Wednesday, July 20, 2011

Mono and Flying Solo

On Monday I went to the doctor due to some symptoms that were hard to ignore. Then later that night, it was confirmed that I at the age of 42, I have Mononucleosis. I've researched the crap out of this unfortunate condition and below is my best edit of the virus, but I would like to make it positively clear that I'm not (a) covered in a strange hive-like rash; (b) have no strange throat crap in my mouth whatsoever; (c) my jawline has returned significantly; and (d) have not been smooching with anyone but my cat Bugs Buddy.

I do however, have dizzy spells, sore throat and completely no energy and no appetite (I've been waiting for this day my entire adult life), and I've got a "sickish" feeling throughout the day and night that is alleviated by super strength (like I buy anything else) Tylenol.

About the worst I can say about this is being away from the office and the fact that people aren't being near me. So the name MONO is pretty bang on. Your on your own sista!

Definition Particulars: Infectious mononucleosis or simply mono: A mildly contagious disease caused by the Epstein-Barr virus (EBV). Mononucleosis is also known as grandular fever or kissing disease. This viral infection is commonly found in children and young adults. The symptoms of mononucleosis include fever, sore throat, weakness, malaise, swollen lymph nodes, etc. It is not a serious condition. However, it can continue for days and weeks together.

How Do You Get Mononucleosis?

Mononucleosis can spread from one person to another through exchange of saliva and mucus from throat or nose. As the disease is also known as the kissing disease, there is a widespread misconception that it is caused only due to kissing. That statement is definitely correct that mononucleosis is spread by kissing and through direct person-to-person contact.

While deep kissing there is an exchange of saliva, then there is a highest possibility of transmission of this disease.

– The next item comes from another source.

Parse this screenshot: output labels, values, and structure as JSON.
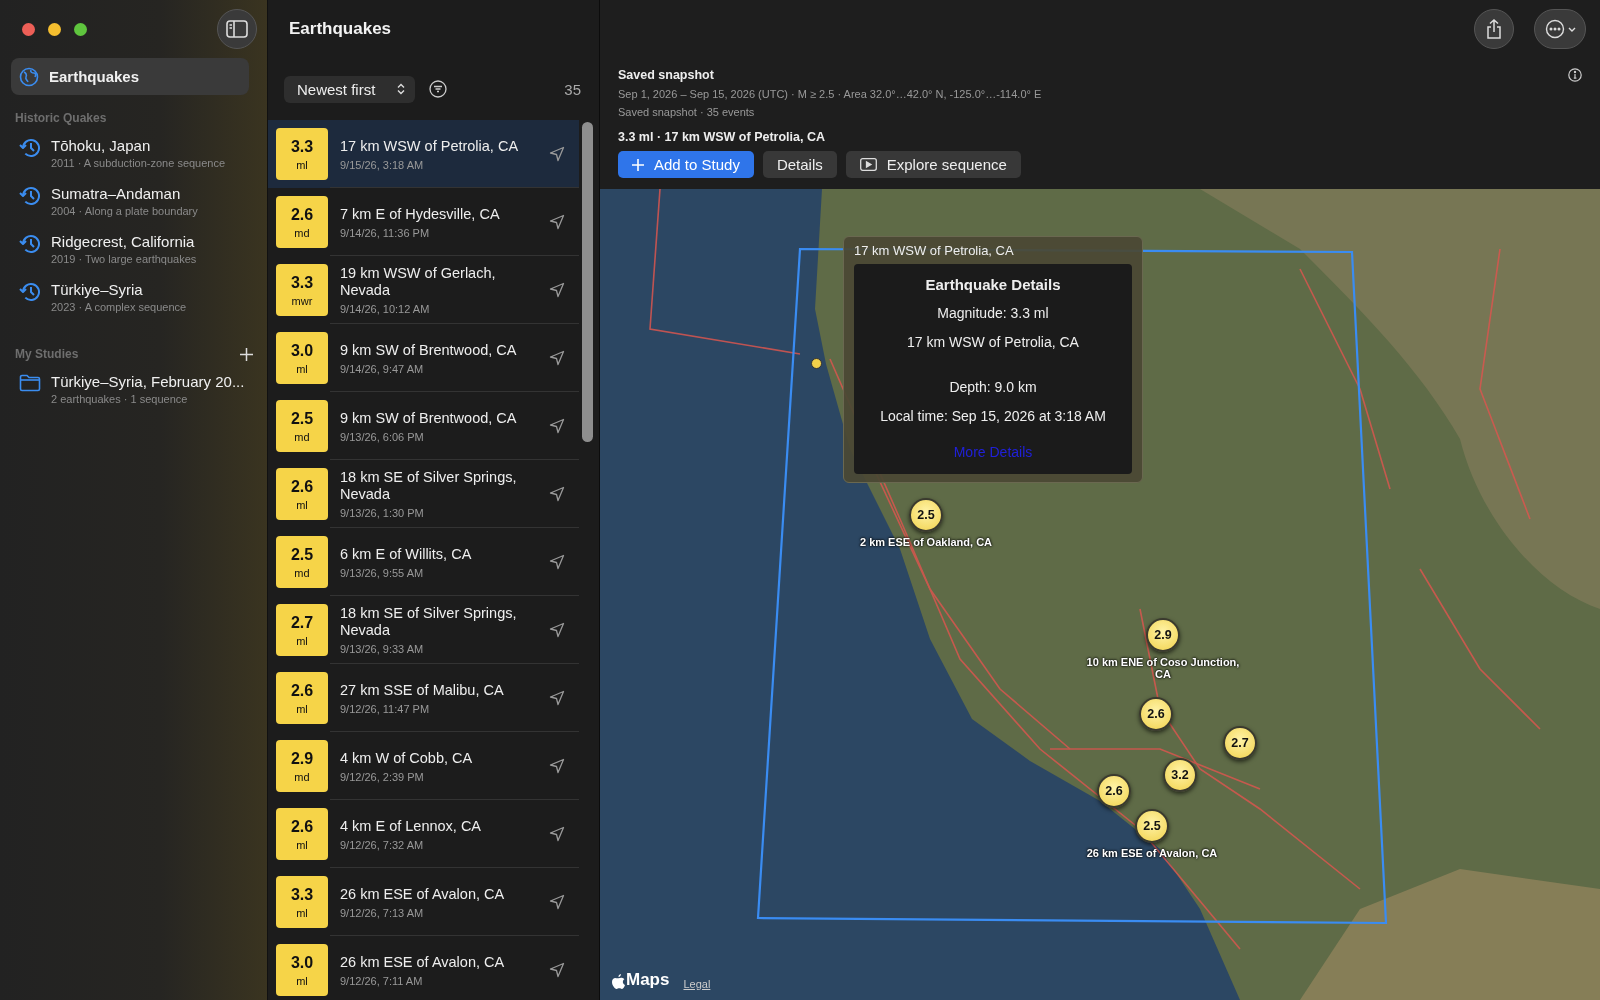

Kissing is one of the major reasons for the spread of mono in youth. However, kissing is not the only reason for the spread of this disease among people.

Besides kissing, Mono is also spread by coughing, sneezing, sharing of personal items like towels, toothbrush, etc. On the other hand, using the same utensils as that of the person suffering from it or sharing the same food, eating from same plate, etc. also causes spreading of the disease from one person to the other. Secondly, touching the nose or mouth and then shaking hands with other person also leads to transmission of mono.

One of the most important things to note is that not all people who kiss suffer from mononucleosis. Therefore, if a person has mono, it is improper to conclude that he has been a reckless kisser. There are several different answers to how you get mononucleosis. Also, the person suffering from mono should try and avoid contact with other people, especially children. Mono is contagious, as long as the symptoms are observed in people.

The bad extreme: Mono can remain contagious for a couple of days or weeks. In case of chronic mononucleosis, the symptoms can last for more than 6 months. It is simply advisable not to share personal items with anyone.